The changing nature of large loads on the power grid is already making system modeling more challenging, and the problem will only grow as the shift continues, according to presenters at a webinar hosted by NERC, the North American Transmission Forum and the Electric Power Research Institute.
Speaking at the first day of the annual Planning and Modeling Virtual Seminar on Wednesday, Parag Mitra, a senior technical leader at EPRI, said that while “we have been used to modeling large electric loads on our system for many years,” the kind of applications that make up those large loads has undergone a major shift in recent years.
Whereas traditionally large loads comprised factories, steel mills and other large industrial functions, their newer counterparts are mostly electronic in nature — for example, cryptocurrency mining operations, data centers, hydrogen electrolyzers and electric vehicle chargers. Mitra explained that modelers are still coming to terms with the fact that although these new applications are comparable to their industrial forebears in the size of demand, their performance on the grid can be very different.

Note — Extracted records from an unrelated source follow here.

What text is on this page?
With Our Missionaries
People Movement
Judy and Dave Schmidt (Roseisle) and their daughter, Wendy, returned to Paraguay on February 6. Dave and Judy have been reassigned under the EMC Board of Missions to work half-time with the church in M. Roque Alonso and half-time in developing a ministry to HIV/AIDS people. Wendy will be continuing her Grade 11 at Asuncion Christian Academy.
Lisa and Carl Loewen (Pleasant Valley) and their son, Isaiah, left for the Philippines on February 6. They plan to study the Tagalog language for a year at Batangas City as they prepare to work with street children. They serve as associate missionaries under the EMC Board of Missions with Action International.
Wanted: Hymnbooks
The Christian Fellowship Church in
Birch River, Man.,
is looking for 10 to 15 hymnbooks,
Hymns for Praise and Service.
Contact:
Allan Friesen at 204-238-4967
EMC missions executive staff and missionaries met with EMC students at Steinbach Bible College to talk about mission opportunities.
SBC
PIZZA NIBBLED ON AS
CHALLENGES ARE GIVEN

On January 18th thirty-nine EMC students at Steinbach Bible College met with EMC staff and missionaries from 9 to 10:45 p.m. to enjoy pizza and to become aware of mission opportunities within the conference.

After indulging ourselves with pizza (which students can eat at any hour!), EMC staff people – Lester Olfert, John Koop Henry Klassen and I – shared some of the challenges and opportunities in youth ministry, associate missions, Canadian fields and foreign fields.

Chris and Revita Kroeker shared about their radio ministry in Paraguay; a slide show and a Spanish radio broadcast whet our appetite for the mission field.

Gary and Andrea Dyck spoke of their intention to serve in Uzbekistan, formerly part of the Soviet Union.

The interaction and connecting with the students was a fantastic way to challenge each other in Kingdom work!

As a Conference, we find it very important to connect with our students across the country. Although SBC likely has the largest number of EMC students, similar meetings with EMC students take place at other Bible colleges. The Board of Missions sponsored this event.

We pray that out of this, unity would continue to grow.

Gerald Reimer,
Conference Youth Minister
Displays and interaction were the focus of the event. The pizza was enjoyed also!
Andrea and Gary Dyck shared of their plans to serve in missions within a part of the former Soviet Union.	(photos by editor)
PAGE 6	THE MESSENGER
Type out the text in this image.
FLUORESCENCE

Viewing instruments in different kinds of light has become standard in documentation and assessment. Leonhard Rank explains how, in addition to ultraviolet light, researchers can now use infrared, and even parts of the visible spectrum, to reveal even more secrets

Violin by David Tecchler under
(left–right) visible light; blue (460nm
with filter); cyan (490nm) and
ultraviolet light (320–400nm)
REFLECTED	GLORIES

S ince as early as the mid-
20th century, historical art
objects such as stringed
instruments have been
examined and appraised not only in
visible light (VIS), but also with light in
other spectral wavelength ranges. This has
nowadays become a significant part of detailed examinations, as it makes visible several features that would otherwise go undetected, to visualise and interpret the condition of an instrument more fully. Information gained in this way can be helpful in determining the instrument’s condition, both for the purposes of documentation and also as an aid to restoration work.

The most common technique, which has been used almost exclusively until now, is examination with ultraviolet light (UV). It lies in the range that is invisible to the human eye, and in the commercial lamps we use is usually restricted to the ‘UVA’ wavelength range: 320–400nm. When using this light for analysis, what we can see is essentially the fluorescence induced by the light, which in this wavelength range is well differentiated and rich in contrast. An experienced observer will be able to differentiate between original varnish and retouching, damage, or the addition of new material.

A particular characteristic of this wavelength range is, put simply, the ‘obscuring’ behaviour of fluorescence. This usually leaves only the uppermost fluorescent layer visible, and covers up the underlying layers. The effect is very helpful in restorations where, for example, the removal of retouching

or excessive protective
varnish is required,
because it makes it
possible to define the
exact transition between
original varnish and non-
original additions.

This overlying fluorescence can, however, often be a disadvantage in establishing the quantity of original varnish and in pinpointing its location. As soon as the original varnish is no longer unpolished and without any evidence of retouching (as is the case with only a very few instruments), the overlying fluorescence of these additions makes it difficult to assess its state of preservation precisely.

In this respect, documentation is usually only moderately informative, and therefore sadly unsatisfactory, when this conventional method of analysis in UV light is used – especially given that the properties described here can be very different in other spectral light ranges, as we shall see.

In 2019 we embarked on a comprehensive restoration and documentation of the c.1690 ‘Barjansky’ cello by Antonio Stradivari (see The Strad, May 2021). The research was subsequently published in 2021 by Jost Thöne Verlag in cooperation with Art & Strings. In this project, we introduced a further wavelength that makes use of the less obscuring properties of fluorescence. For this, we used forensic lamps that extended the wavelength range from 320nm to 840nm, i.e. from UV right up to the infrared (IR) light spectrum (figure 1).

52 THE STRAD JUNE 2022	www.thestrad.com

“If you looked at a steel mill, you had a whole bunch of different motors that were running, and there were a bunch of different processes; whereas if you think of a data center, a large electrolyzer or a crypto-mining facility, all of these are large loads, but 90% of that [demand] is just a single type of process,” albeit spread across multiple machines, Mitra said. “The problem with that is, if one of those [electronic] devices behaves in a certain way, which may or may not be grid-friendly, you can anticipate that the entire facility is going to behave in that way.”
The concept of grid-friendly and grid-unfriendly behavior, as NERC Senior Engineer John Skeath explained later in the seminar, has previously been expressed primarily in relation to EV chargers. (See NERC, WECC Outline EV Charging Reliability Impacts.) Grid-friendly behavior contributes to the overall stability of the power grid by, for example, reducing power draw when system voltage drops; by contrast, grid-unfriendly applications aim to maintain a constant power level regardless of system voltage, which can hurt grid stability by raising current draw when voltage is low.
Mitra said that the large industrial loads of previous years were grid-friendly by nature; during a system disturbance, they would either trip offline or reduce their power draw without requiring any specific action. Electronic loads are different because the devices that make them up require a constant power draw, so their demand will not drop during a disturbance unless this behavior is programmed in.
Some facilities may also have backups like a local generator or uninterruptible power supply, which makes predicting their behavior during a disturbance even more difficult; if a facility switches to a backup generation source, when will its demand return to the grid?
“These devices may not trip offline; they might just move onto a local generation source or a local battery, but then they just disappear from the grid. So that can be a big issue if these loads are significantly sized,” Mitra said.
The challenge is compounded in systems with high levels of inverter-based resources (IBRs), including wind and solar generators, which present challenges of their own to system modelers, Mitra said. (See IBR Models Remain Persistent Challenge, Task Force Warns.) Because both the shift to IBRs and the growth in electronic loads are likely to continue, grids designed in the future without a better understanding of both sides of the equation will face greater risks to reliability.
Mitra said that building an understanding of these resources requires deep communication with manufacturers of the electronic equipment, who “have, for the most part, not been involved in this conversation.” Making these companies part of the discussion can help educate them about the burdens they place on the system, but also inform the modelers when their expectations are unrealistic.
“There will be places where … you want to ask loads to follow a certain type of ride-through requirement,” Mitra said. “It’s going to be important to understand what the limitations of the loads are. [If you ask] a load to do a certain thing, it’s not a generator; it might not be able to provide those benefits, simply because it was never designed to provide grid support; it was probably designed to serve another purpose. So [it’s] important to have the discussion … so that we know what type of solutions are required to solve all these issues.”